«Знаю, что затеваешь ты. Ничего не предвещает доброго мне встреча с ним… Но ты так тяжело дышишь, так сурово глядишь, очи твои так угрюмо надвинулись бровями!..»
«Молчи, баба!» с сердцем сказал Данило: «с вами кто свяжется, сам станет бабой. Хлопец, дай мне огня в люльку!» Тут оборотился он к одному из гребцов, который, выколотивши из своей люльки горячую золу, стал перекладывать ее в люльку своего пана. «Пугает меня колдуном!» продолжал пан Данило. «Козак, слава богу, ни чертей, ни ксендзов не боится. Много было бы проку, если бы мы стали слушаться жен. Не так ли, хлопцы? наша жена люлька да острая сабля!»
Катерина замолчала, потупивши очи в сонную воду; а ветер дергал воду рябью, и весь Днепр серебрился, как волчья шерсть середи ночи. Дуб повернул и стал держаться лесистого берега. На берегу виднелось кладбище. Ветхие кресты толпились в кучку. Ни калина не растет меж ними, ни трава не зеленеет, только месяц греет их с небесной вышины.
«Слышите ли, хлопцы, крики? кто-то зовет нас на помощь!» сказал пан Данило, оборотись к гребцам своим.
«Мы слышим крики, и, кажется, с той стороны», разом сказали хлопцы, указывая на кладбище.

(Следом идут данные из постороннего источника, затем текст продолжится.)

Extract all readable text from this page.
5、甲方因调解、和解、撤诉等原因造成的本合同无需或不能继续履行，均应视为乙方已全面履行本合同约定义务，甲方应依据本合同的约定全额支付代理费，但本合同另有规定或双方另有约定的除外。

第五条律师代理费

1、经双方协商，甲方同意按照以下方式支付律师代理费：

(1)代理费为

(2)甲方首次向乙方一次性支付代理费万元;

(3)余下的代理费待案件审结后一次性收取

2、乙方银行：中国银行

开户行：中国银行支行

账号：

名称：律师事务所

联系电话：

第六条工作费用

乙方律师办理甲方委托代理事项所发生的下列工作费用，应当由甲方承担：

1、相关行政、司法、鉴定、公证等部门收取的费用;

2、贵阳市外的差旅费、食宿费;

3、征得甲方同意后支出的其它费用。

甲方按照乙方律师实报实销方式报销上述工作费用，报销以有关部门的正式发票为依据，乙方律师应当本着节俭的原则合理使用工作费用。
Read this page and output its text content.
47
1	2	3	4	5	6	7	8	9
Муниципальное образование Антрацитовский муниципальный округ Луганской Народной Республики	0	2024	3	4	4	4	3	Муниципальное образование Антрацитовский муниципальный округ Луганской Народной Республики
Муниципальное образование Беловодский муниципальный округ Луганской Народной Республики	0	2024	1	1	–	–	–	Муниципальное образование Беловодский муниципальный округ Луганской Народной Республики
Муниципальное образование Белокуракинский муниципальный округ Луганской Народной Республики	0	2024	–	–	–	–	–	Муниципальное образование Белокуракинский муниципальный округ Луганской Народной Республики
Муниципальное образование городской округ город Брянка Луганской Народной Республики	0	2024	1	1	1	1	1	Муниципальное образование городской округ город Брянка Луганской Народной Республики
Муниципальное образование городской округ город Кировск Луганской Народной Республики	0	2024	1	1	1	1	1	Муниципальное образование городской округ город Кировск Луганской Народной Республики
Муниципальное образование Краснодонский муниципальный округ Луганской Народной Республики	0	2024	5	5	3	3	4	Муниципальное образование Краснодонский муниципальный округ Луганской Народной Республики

Но все стихло. Лодка поворотила и стала огибать выдавшийся берег. Вдруг гребцы опустили весла и недвижно уставили очи. Остановился и пан Данило: страх и холод прорезался в козацкие жилы. Крест на могиле зашатался, и тихо поднялся из нее высохший мертвец. Борода до пояса; на пальцах когти длинные, еще длиннее самых пальцев. Тихо поднял он руки вверх. Лицо все задрожало у него и покривилось. Страшную мyку, видно, терпел он. «Душно мне! душно!» простонал он диким, нечеловечьим голосом. Голос его, будто нож, царапал сердце, и мертвец вдруг ушел под землю. Зашатался другой крест, и опять вышел мертвец, еще страшнее, еще выше прежнего; весь зарос; борода по колена, и еще длиннее костяные когти. Еще диче закричал он: «Душно мне!» и ушел под землю. Пошатнулся третий крест, поднялся третий мертвец. Казалось, одни только кости поднялись высоко над землею. Борода по самые пяты; пальцы с длинными когтями вонзились в землю. Страшно протянул он руки вверх, как будто хотел достать месяца, и закричал так, как будто кто-нибудь стал пилить его желтые кости.
Дитя, спавшее на руках у Катерины, вскрикнуло и пробудилось. Сама пани вскрикнула. Гребцы пороняли шапки в Днепр. Сам пан вздрогнул. Все вдруг пропало, как будто не бывало; однакож долго хлопцы не брались за весла. Заботливо поглядел Бурульбаш на молодую жену, которая в испуге качала на руках кричавшее дитя; прижал ее к сердцу и поцеловал в лоб. «Не пугайся, Катерина! гляди: ничего нет!» говорил он, указывая по сторонам. «Это колдун хочет устрашить людей, чтобы никто не добрался до нечистого гнезда его. Баб только одних он напугает этим! Дай сюда на руки мне сына!» При сем слове поднял пан Данило своего сына вверх и поднес к губам: «Что, Иван, ты не боишься колдунов? Нет, говори, тятя, я козак. Полно же, перестань плакать! домой приедем! Приедем домой! мать накормит кашею; положит тебя спать в люльку, запоет:
Слушай, Катерина, мне кажется, что отец твой не хочет жить в ладу с нами. Приехал угрюмый, суровый, как будто сердится… Ну, недоволен, зачем и приезжать! Не хотел выпить за козацкую волю! не покачал на руках дитяти! Сперва было я ему хотел поверить все, что лежит на сердце, да не берет что-то, и речь заикнулась. Нет, у него не козацкое сердце! Козацкие сердца, когда встретятся где, как не выбьются из груди друг другу навстречу? Что, мои любые хлопцы, скоро берег? Ну, шапки я вам дам новые! тебе, Стецько, дам выложенную бархатом с золотом. Я ее снял вместе с головою у татарина. Весь его снаряд достался мне, одну только его душу и выпустил на волю. Ну, причаливай! вот, Иван, мы и приехали, а ты все плачешь! Возьми его, Катерина!»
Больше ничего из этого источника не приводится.